Al poco se abrió otro portal por el que apareció un viejo automóvil, pero impecablemente limpio y cuidado. El sacerdote invitó al agotado muchacho a que subiera y le indicara el camino para llegar hasta su casa. Una vez allí el clérigo tan solo pudo ungir los santos óleos al cuerpo de la difunta madre.

La abuela no paraba de llorar, el padre estaba sentado en una silla fumando, compungido y sin saber que hacer.

-¿Hay algún familiar al que queráis avisar? – Preguntó el párroco.

-Sí, pero vive en la ciudad o yo no sé conducir la moto de mi padre y ahora está arreciando la lluvia. Yo estoy muy cansado y de noche no sé si podré llegar andando. – Solo pudo decir el joven.

-Yo te llevo en el coche. No te preocupes vamos para allá.

Ya en el camino el sacerdote aprovechó para recriminarle que nunca le había visto por la iglesia.

-Es que voy todos los domingos al colegio donde estudié allí soy monaguillo y ayudo a un par de misas y ya me quedo todo el domingo, pues también soy catequista. Me llevo algo de comer y luego por la tarde vemos cine en el mismo cole después del rosario y regreso en el último autobús. – Se excusó.

La cara del sacerdote cambió su gesto agrio por una sonrisa.

-Ahora comprendo porque no te he visto nunca. No importa donde lo hagas con tal de adorar a Dios, ya que éste está en todas partes. – Fue la complaciente respuesta del sacerdote mientras su mano derecha acariciaba el aún mojado pelo de la cabeza del joven.

Todo lo demás fue un rosario de hechos, encontrar a la familia, regresar a casa, contactar con la funeraria, el velatorio, la visita de la Guardia Civil, reponer la electricidad.

Por fin llegó el momento de despedir el féretro recibiendo el pésame a la salida de la iglesia de todos cuantos habían asistido a tan triste evento. El camino hasta el cementerio se hizo corto, pues unos pocos pasos lo separaban de la iglesia.

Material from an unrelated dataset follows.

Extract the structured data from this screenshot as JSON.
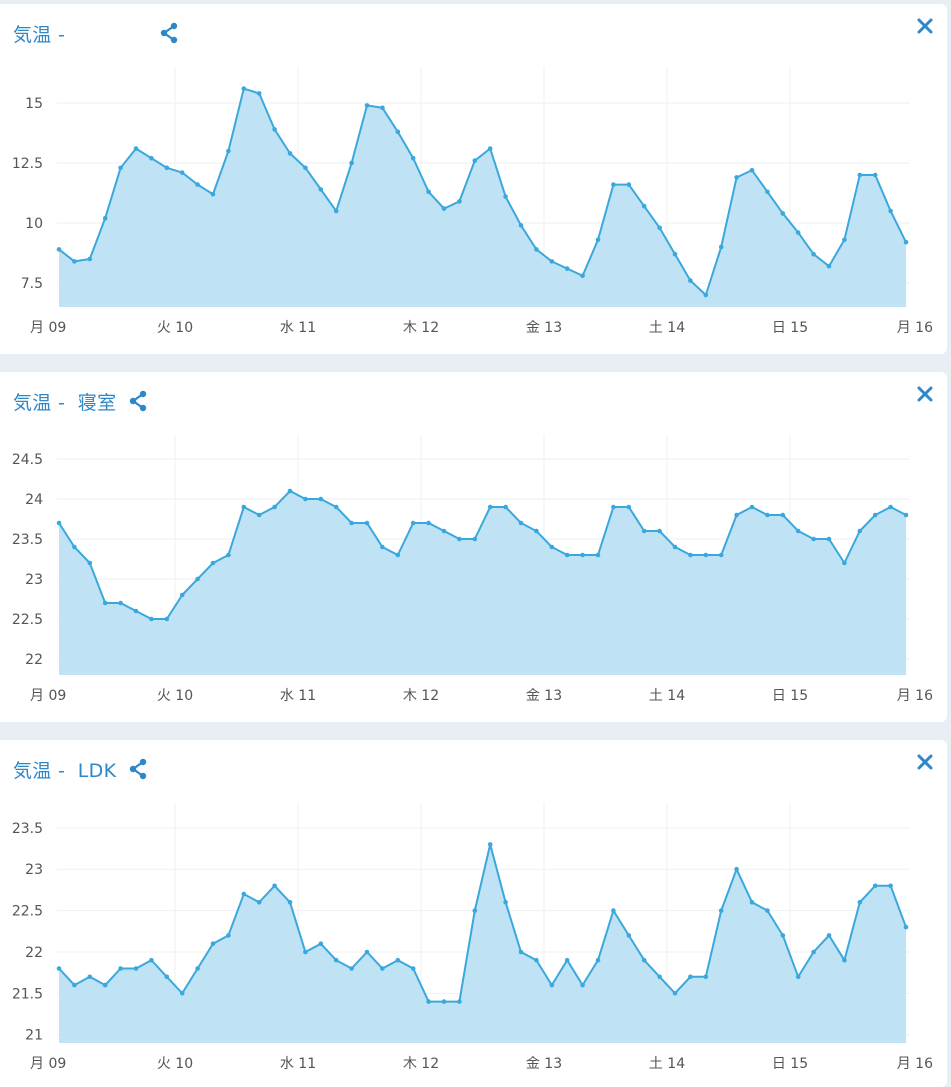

De vuelta hacia casa quiso pararse y entrar nuevamente en la iglesia juntamente con el párroco, el cual se dirigió a la sacristía para despojarse de los hábitos.

Se colocó frente al altar, alzó la vista mirando al crucifijo que majestuosamente presidía el ábside, y dirigiéndose al Jesús crucificado le dijo:

-Desde niño te he dedicado mi vida, nunca he pedido nada para mí, solo mantenerme limpio y puro, he confesado mis pecados veniales, pues nunca he cometido de mayor gravedad he cumplido la penitencia que se me ha impuesto. He enseñado a los más pequeños tus preceptos, en la catequesis; me levanto y me acuesto rezándote. Ahora solo te pedí una cosa, que no me arrebataras a mi madre. No me has querido escuchar, te prometí que haría lo que quisieras con mi vida si salvabas a mi madre, incluso dedicarla a ti y hacerme sacerdote, pero todo te ha parecido poco. Ya solo me queda una cosa que puedo darte a partir de ahora, mi odio. No me esperes más en ninguna iglesia, no esperes más mis alabanzas ni mis rezos, no esperes más que predique tu palabra. Tú y yo hemos terminado para siempre. No volveremos a ser amigos.

Al salir de la sacristía el párroco pudo escuchar sus últimas palabras por lo que se acercó para consolarle:

-¡Yo ya no tengo dios! – Fue la única frase que pronunció mientras salía llorando del templo.

Jamás volvió a orar, tan solo pisó las iglesias en algunos actos por compromiso con respeto, pero sin devoción. Arrancó de su pecho la medalla del sagrado corazón y siempre que ha tenido ocasión ha proclamado ser una persona sin dios.